High on the Democrats' hit list are bills that would require voters to present government identification. Virginia doesn't have a problem with voter fraud, Mills says; the bill is just a method of suppressing the votes of elderly people and minorities.
These issues are too important to be relegated to partisan bickering, he says: "This is different. This isn't whether or not we pay for roads with tolls, or we pay for roads with some other tax. This is about someone's fundamental rights."
Sen. Donald McEachin, the Senate Democratic Caucus chairman who represents Henrico County and Richmond, says his constituents aren't focused on the social issues. "What they're concerned about is jobs," he says. "What they're concerned about is the value of their homes" — and the shape of their schools.
Democrats do have one card left to play: the ace of dollar signs. Bolling isn't permitted to cast a tiebreaking vote on budget bills. So the Senate's Democrats could say, "We're pissed, and we're going to hold up all the budget amendments," Kidd says — denying the governor what he wants. Several of Gov. Bob McDonnell's signature initiatives, such as diverting a fraction of the sales tax to transportation and introducing one-year contracts for teachers, have failed.
The real question is, what will McDonnell do? The governor hasn't hidden his desire to become the Republican vice-presidential nominee, and signing his name to controversial bills could be dangerous. As for the biggest lightning rod, the personhood bill, McDonnell plans to wait it out "If the bill passes the General Assembly, he will review it at that time," McDonnell spokesman Tucker Martin tells Style Weekly.

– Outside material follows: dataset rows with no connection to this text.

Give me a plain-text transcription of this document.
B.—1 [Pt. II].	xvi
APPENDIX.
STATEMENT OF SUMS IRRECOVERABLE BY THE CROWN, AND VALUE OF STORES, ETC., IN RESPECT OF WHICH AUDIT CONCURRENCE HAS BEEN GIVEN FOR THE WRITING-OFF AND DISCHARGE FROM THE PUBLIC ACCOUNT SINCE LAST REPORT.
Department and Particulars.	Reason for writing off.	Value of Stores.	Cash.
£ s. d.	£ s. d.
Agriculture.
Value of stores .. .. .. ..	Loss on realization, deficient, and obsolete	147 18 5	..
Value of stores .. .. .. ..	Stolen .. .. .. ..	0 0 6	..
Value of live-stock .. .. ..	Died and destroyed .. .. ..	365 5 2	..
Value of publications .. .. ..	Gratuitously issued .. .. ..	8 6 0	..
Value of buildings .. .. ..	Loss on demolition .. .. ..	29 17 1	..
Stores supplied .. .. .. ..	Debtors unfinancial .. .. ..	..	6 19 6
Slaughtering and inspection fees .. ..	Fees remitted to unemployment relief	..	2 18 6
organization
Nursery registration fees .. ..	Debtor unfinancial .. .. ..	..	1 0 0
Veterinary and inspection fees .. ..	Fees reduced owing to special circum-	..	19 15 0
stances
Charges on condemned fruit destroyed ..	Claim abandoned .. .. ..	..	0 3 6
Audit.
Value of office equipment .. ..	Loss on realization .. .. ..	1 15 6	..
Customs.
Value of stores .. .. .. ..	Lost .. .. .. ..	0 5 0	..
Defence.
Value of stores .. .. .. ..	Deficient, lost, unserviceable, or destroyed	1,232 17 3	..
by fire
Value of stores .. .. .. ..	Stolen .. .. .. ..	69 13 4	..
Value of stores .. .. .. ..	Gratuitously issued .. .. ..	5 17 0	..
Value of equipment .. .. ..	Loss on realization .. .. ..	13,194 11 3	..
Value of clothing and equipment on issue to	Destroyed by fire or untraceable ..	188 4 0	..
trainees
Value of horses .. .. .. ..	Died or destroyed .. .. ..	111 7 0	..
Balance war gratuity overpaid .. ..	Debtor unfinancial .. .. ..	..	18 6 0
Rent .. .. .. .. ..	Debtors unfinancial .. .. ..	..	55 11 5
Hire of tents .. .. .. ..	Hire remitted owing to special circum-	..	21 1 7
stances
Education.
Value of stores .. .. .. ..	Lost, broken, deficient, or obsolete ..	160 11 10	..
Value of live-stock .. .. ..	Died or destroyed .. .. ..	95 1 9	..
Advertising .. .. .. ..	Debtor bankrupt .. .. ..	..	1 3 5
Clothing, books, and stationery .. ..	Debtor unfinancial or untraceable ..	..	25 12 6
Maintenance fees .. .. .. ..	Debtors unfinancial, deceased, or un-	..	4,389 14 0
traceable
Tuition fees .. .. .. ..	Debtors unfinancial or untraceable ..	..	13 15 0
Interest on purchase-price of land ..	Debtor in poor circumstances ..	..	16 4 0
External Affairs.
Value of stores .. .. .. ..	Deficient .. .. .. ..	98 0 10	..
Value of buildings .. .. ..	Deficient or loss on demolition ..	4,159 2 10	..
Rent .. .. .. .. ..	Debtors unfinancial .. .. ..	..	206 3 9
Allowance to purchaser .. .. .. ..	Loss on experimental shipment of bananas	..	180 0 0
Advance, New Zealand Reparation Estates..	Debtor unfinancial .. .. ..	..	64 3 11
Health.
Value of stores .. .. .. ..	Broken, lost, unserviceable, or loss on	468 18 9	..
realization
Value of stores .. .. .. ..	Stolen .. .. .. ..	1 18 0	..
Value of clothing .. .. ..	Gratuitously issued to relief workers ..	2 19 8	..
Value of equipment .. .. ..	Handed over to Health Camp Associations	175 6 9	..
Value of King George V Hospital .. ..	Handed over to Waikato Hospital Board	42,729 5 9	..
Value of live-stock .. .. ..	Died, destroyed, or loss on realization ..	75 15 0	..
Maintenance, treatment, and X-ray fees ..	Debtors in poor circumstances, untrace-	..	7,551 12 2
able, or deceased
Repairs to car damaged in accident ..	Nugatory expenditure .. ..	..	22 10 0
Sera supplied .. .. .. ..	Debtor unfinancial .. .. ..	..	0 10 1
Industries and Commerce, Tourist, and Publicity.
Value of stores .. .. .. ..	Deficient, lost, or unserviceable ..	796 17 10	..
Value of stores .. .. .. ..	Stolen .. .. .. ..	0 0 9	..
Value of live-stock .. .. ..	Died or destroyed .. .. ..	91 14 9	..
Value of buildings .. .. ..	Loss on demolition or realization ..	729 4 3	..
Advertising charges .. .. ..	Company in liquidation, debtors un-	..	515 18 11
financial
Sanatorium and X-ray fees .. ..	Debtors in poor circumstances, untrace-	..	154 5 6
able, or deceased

"I think there are some risks for him," Kidd says. Although a social conservative, McDonnell long has been known for his moderate style and a focus on business. "He's worked so hard to cultivate that image," Kidd says. And it could be undone by something like a personhood bill."
Maddow, too, wonders what the governor might do. She's invited him to come on her show and received no response as of Feb. 14. "I would like to ask him about how his take on those issues fits into his vice-presidential hopefulness," she says.
She isn't the only one. S
On the Table
These are some of the high-profile bills stirring up controversy that have passed at least one house as of Feb. 17.
• HB-1 would assign to unborn children upon conception the legal rights of persons.
• SB-484 would require transvaginal ultrasounds for women seeking abortions.
• HB-62 would eliminate state funding for abortions for low-income women in cases when the fetuses have an incapacitating physical deformity or mental disability. (Democrats have added an amendment providing for Medicaid
funding for the care of children born to affected women.)
• HB-940 would allow Virginians each to purchase more than one pistol per month.
• SB-4 would codify what is known as castle doctrine, which allows homeowners to use deadly force against intruders in their dwellings.
• HB-189 and SB-349 would allow agencies to deny applicants for adoptions or foster-care placements because of religious or moral convictions.